Three more women went public this week with accusations of his attempts to force himself on them.
The incidents might have occurred some time ago, when this sort of behaviour was all too common, but it should never be supposed that all men, or probably most, acted this way towards women.
It was perhaps tolerated too much but it was never admired. Gentlemen regarded such men as social clods and women saw them as sexual creeps.
That fact that women are now coming forward to expose such men, in the movie industry, television and politics, is to be thoroughly welcomed. No sympathy should be spared for these specimens of the recent past.

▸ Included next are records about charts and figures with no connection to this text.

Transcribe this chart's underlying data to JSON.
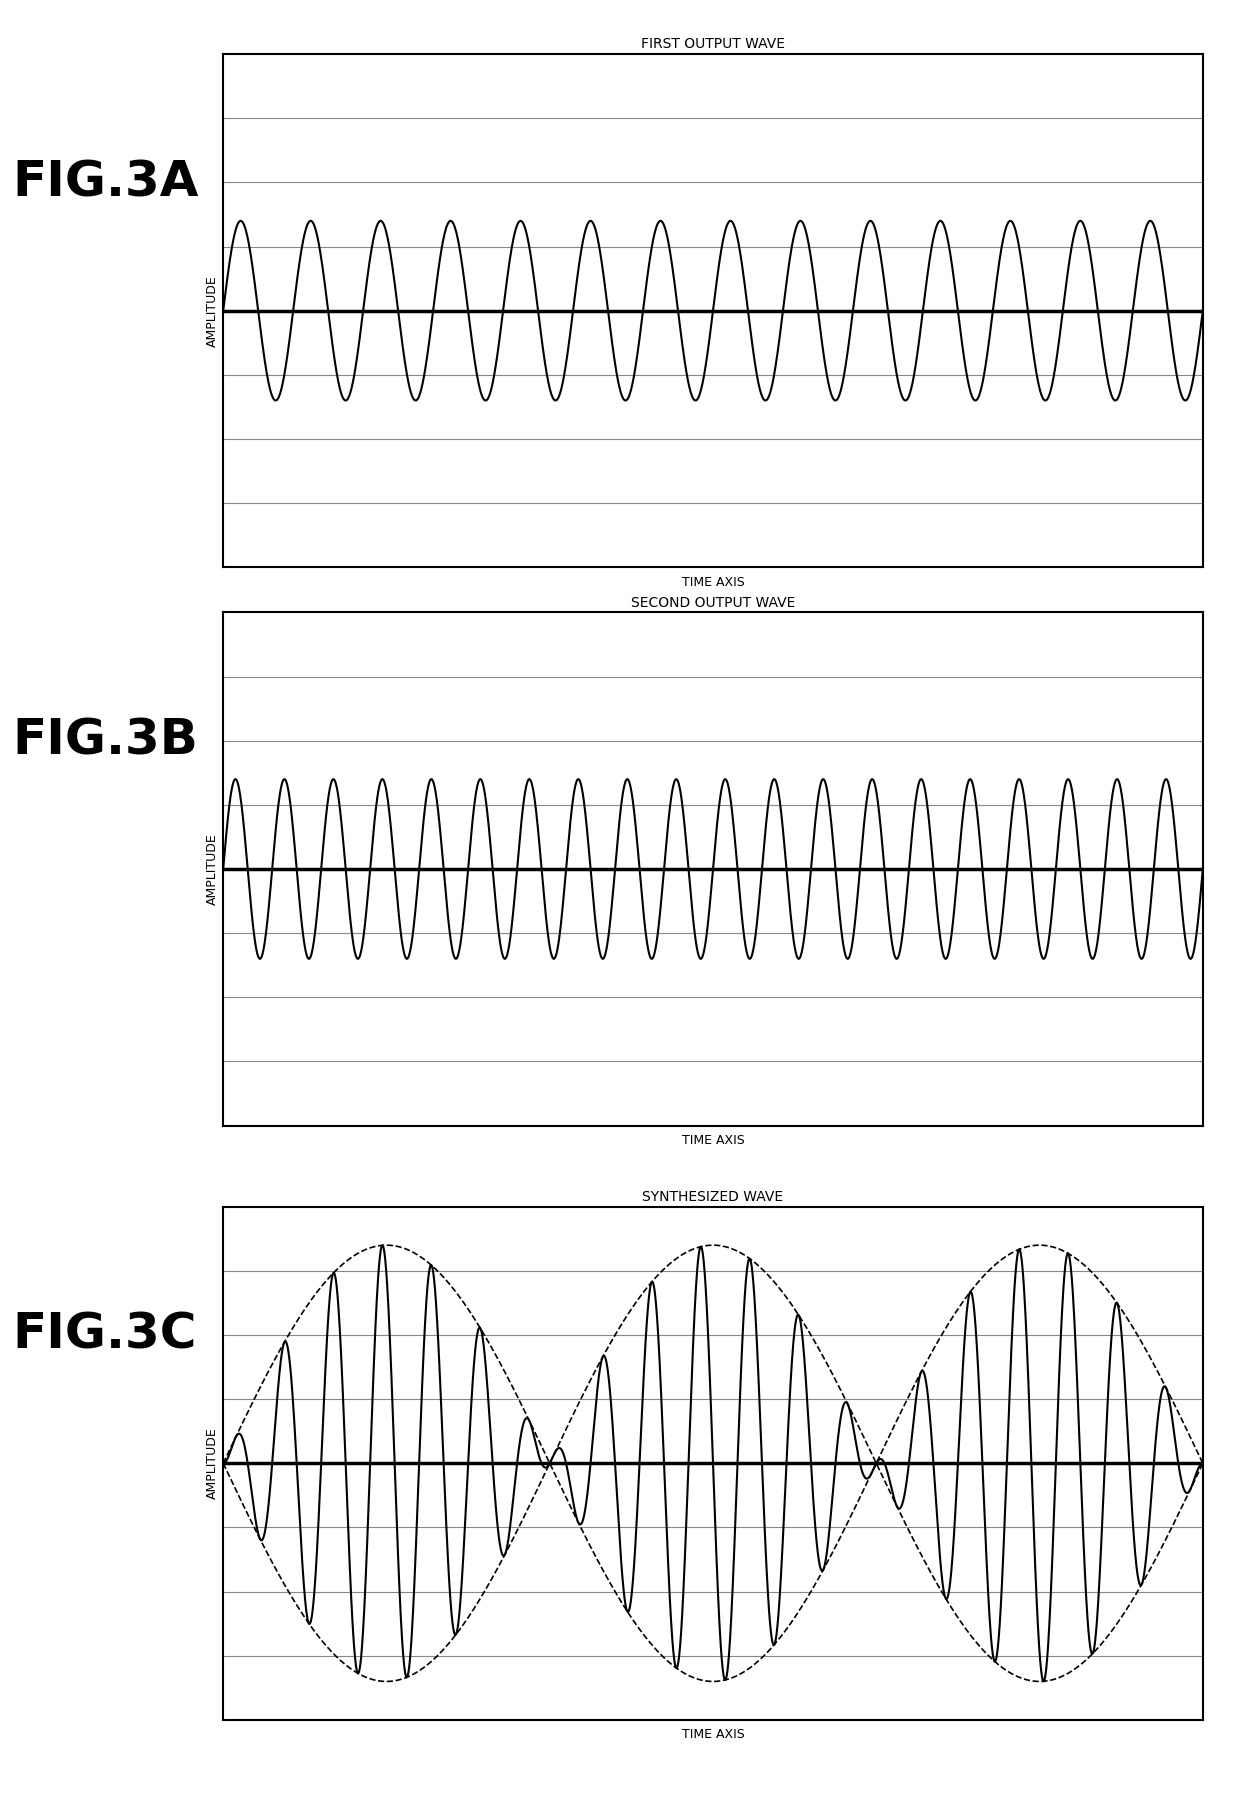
{
  "fig3a_title": "FIRST OUTPUT WAVE",
  "fig3b_title": "SECOND OUTPUT WAVE",
  "fig3c_title": "SYNTHESIZED WAVE",
  "xlabel": "TIME AXIS",
  "ylabel": "AMPLITUDE",
  "fig3a_label": "FIG.3A",
  "fig3b_label": "FIG.3B",
  "fig3c_label": "FIG.3C",
  "wave1_freq": 14,
  "wave1_amp": 0.35,
  "wave2_freq": 20,
  "wave2_amp": 0.35,
  "envelope_freq": 1.5,
  "envelope_amp": 0.85,
  "ylim": [
    -1.0,
    1.0
  ],
  "xlim": [
    0,
    1
  ],
  "grid_lines": [
    -0.75,
    -0.5,
    -0.25,
    0.0,
    0.25,
    0.5,
    0.75
  ],
  "background_color": "#ffffff",
  "wave_color": "#000000",
  "grid_color": "#888888",
  "axis_zero_lw": 2.5,
  "wave_lw": 1.5,
  "title_fontsize": 10,
  "label_fontsize": 9,
  "fig_label_fontsize": 36
}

They always deserved the opprobrium they are receiving now. The fact that the White House is occupied by a creep who has been recorded boasting of the sort of behaviour he now denies is an affront to the dignity of women but not a setback for social progress.
The shock that Trump was elected despite the recorded boast has made American women more determined to expose men like him. A remarkable number of women have had the courage to come forward this year against various celebrities and the more who do so, the more others will find the courage.
It takes real courage, not just because women will be challenged as to why they did not speak out when it happened, but also because sexual abuse has a terrible way of making its victims feel somehow complicit.
Those making allegations against Trump know they are inviting ridicule not just from him but from the sizable slice of American voters who looked past his treatment of women when they put him in power and continue to support him.
Strangely they include a peculiarly American breed of Christians called evangelicals. Trump has turned United States politics into a cultural war of primitive attitudes against today's civilised values.
The latest battleground in the war has been Alabama, which held an election yesterday for the Senate seat vacated by Trump's Attorney General, Jeff Sessions.
The election should have been no contest as soon as the Republican nomination went to a former state Supreme Court judge, Roy Moore, who has denied allegations of sexual assault from a number of women, some of them teenagers at the time.
Leading Republicans distanced themselves from Moore but Trump did not. He endorsed Moore and urged Alabamans to vote for him to maintain a reliable Republican majority in the Senate.
The victory of Democrat Doug Jones yesterday was a triumph in a state that is solidly Republican and had not sent a Democrat to the Senate in 20 years.
Moore and Trump can blame his loss on the allegations he has denied, and they are right. When a deeply conservative state votes this way it suggests the great majority of Americans are moved by the women making these charges, as they should be.
Trump is out of step but he will be the last to realise it. Women are demanding more respect and they are winning.